20 October 2005

Kyai, Agamawan, atau Negarawan

Tanggapan atas iklan mendukung kenaikan harga BBM oleh A'a Gym.

Kyai kok mendukung kenaikan BBM, padahal jelas akan menyengsarakan
rakyat kecil? Apa sih sebenarnya motivasi A'a Gym ikut
mengkampenyakan kenaikan BBM itu?

Saya agak telat menyaksikan iklan kenaikan BBM oleh A'a Gym yang
kontroversial itu. Saya memang jarang menonton TV. Saya melongo
menyaksikan Aa' Gym muncul dalam iklan itu. Dia minta agar rakyat
Indonesia bersabar karena negara sedang dalam kesulitan. BBM naik,
semua barang naik, rakyat disuruh bersabar. Yang benar saja.

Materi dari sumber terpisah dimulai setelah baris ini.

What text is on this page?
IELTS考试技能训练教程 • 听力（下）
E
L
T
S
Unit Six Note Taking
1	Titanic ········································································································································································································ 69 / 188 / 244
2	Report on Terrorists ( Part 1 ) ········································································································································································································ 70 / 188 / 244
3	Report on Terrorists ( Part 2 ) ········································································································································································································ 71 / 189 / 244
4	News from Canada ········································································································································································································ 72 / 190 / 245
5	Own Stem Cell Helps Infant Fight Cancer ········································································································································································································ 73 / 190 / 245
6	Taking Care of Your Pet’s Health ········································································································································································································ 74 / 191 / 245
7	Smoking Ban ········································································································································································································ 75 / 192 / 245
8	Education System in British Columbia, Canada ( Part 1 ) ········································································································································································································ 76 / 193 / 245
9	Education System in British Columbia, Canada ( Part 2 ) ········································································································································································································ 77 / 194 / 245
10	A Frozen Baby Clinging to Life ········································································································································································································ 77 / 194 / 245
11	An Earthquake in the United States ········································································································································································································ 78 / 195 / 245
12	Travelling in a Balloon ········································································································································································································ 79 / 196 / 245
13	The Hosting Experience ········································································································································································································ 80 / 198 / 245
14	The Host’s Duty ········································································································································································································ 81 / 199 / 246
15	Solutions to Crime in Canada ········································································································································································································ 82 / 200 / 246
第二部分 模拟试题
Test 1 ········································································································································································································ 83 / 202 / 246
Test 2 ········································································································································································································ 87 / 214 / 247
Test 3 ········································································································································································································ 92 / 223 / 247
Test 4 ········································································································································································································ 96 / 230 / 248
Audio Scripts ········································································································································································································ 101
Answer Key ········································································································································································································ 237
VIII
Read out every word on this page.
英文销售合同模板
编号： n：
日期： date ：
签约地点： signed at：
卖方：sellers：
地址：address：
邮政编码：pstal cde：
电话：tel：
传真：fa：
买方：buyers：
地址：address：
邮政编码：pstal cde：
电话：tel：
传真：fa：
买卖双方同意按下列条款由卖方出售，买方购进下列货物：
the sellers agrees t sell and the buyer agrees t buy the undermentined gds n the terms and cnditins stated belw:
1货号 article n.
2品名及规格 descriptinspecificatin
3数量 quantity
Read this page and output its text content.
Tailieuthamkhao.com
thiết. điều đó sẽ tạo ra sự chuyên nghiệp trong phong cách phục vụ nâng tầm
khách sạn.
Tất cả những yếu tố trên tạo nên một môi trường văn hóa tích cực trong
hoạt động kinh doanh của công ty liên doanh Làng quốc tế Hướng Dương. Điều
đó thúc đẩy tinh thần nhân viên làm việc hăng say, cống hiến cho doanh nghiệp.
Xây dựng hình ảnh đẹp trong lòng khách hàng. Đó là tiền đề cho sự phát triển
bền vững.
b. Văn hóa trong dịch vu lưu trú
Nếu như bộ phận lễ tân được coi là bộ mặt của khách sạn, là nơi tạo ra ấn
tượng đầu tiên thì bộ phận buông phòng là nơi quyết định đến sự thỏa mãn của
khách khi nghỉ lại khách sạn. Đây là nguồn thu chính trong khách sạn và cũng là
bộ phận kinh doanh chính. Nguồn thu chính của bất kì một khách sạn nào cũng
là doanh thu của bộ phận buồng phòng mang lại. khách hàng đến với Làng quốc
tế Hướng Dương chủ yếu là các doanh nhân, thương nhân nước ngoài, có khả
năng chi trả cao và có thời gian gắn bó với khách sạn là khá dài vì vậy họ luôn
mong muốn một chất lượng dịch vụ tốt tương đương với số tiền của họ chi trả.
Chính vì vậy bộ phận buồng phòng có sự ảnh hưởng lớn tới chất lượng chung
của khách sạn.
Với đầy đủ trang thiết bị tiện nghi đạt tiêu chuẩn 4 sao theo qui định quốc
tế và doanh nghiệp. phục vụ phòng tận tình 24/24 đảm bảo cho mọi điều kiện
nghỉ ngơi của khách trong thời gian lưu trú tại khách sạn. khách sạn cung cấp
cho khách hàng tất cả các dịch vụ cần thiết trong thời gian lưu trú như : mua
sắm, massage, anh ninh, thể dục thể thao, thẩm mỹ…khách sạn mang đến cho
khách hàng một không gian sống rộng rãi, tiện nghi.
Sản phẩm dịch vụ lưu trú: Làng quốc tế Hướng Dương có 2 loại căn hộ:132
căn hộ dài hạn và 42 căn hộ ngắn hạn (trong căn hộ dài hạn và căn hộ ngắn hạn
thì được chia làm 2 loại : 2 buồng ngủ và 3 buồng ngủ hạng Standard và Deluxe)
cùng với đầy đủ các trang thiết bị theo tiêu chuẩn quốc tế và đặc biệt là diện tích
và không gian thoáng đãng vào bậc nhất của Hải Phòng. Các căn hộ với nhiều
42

Saya jadi curiga, jangan-jangan A'a kita ini dibayar oleh pemerintah.
Kalaupun tidak dibayar bisa jadi ada kepentingan lain. Entahlah,
hanya A'a dan Tuhan yang tau. Lihat saja, embel-embel di belakang
iklan itu. Coba bila dia mengkampanyekan menolak kenaikan BBM, pasti
akan berpengaruh besar, setidaknya bisa menekan pemerintah, karena
dia masih dipandang sebagai sosok yang kharismatik. Ah, sekarang
tidak lagi.

Beginilah akibatnya bila kyai merangkap sebagai negarawan. Dia
mendukung kebijakan pemerintah yang menyengsarakan rakyat itu dengan
dalih agama. Kasus seperti ini tidak hanya sekali terjadi di negara
kita. Isu agama sering dipakai untuk kepentingan politik. Yang paling
tampak saat ada hajatan pemilu. Golkar pada pemilu '99 memakai
semboyan 'fastabiqul hoirot', berlomba-lomba dalam kebajikan. yang
bener tuh fastabiqul ila 'korupsi'. padahal kepentingannya lain.
agama menyangkut hubungan manusia dengan tuhannya, politik untuk
kepentingan manusia semata, sama sekali tak ada kaitannya dengan
tuhan.

Harusnya Aa' juga tau tentang teori zakat, yang bisa
diimplemantasikan dalam teori perpajakan. Itu bagus sekali. Zakat
bertujuan untuk memberikan subsidi silang dari yang mampu kepada yang
kurang/tidak mampu. Ini bisa diterapkan misalnya dengan menaikkan
pajak bagi barang-barang mewah.

Ironis memang, sementara rakyat buat makan saja susah, banyak warga
yang hidup bergelimang harta. Coba tengok berapa tuh mobil atau
kendaraan yang dimiliki oleh para keluarga konglomerat. Masak satu
keluarga yang cuma beranggotakan 4 orang sampai punya mobil puluhan.
Dari mana tuh mereka bensin-nya, emang mereka punya sumur minyak
sendiri?

Makanya, untuk mengantisipasi hal itu, harus diterapkan pajak yang
tinggi atas kepemilikan barang-2 mewah. Dari pajak ini nantinya bisa
digunakan untuk keperluan umat, seperti pembangunan fasilitas umum,
perbaikan jalan raya, pemberian subsidi pendidikan gratis. Masak,
rakyat sudah sengsara, malah ditambah beban lagi. sudah begitu, masih
diminta bersabar.

*Hayamwuruk, 9 Oktober 2005.

Tulisan yang masih berkaitan:



2 comments:

  1. Ya tuh. Kyai ya nggak usah neko-neko to. Pake acara mendukung program pemerintah segala. Ditinggalin sama umatnya payah lo.

    ReplyDelete
  2. Assakamualaikum,
    Saya menghargai kritikan Anda. Tapi Anda tidak terlalu cepat menjudge orang lain. Apa yang Anda lihat baru sebagian, lantas kemudian anda buat sebagai dasar penilaian.
    Ulama, kyai, adalah penyambung lidah para nabi. Bila Anda menghinanya, berarti anda juga telah menghina para wali dan juga nabi. Semoga anda mengerti.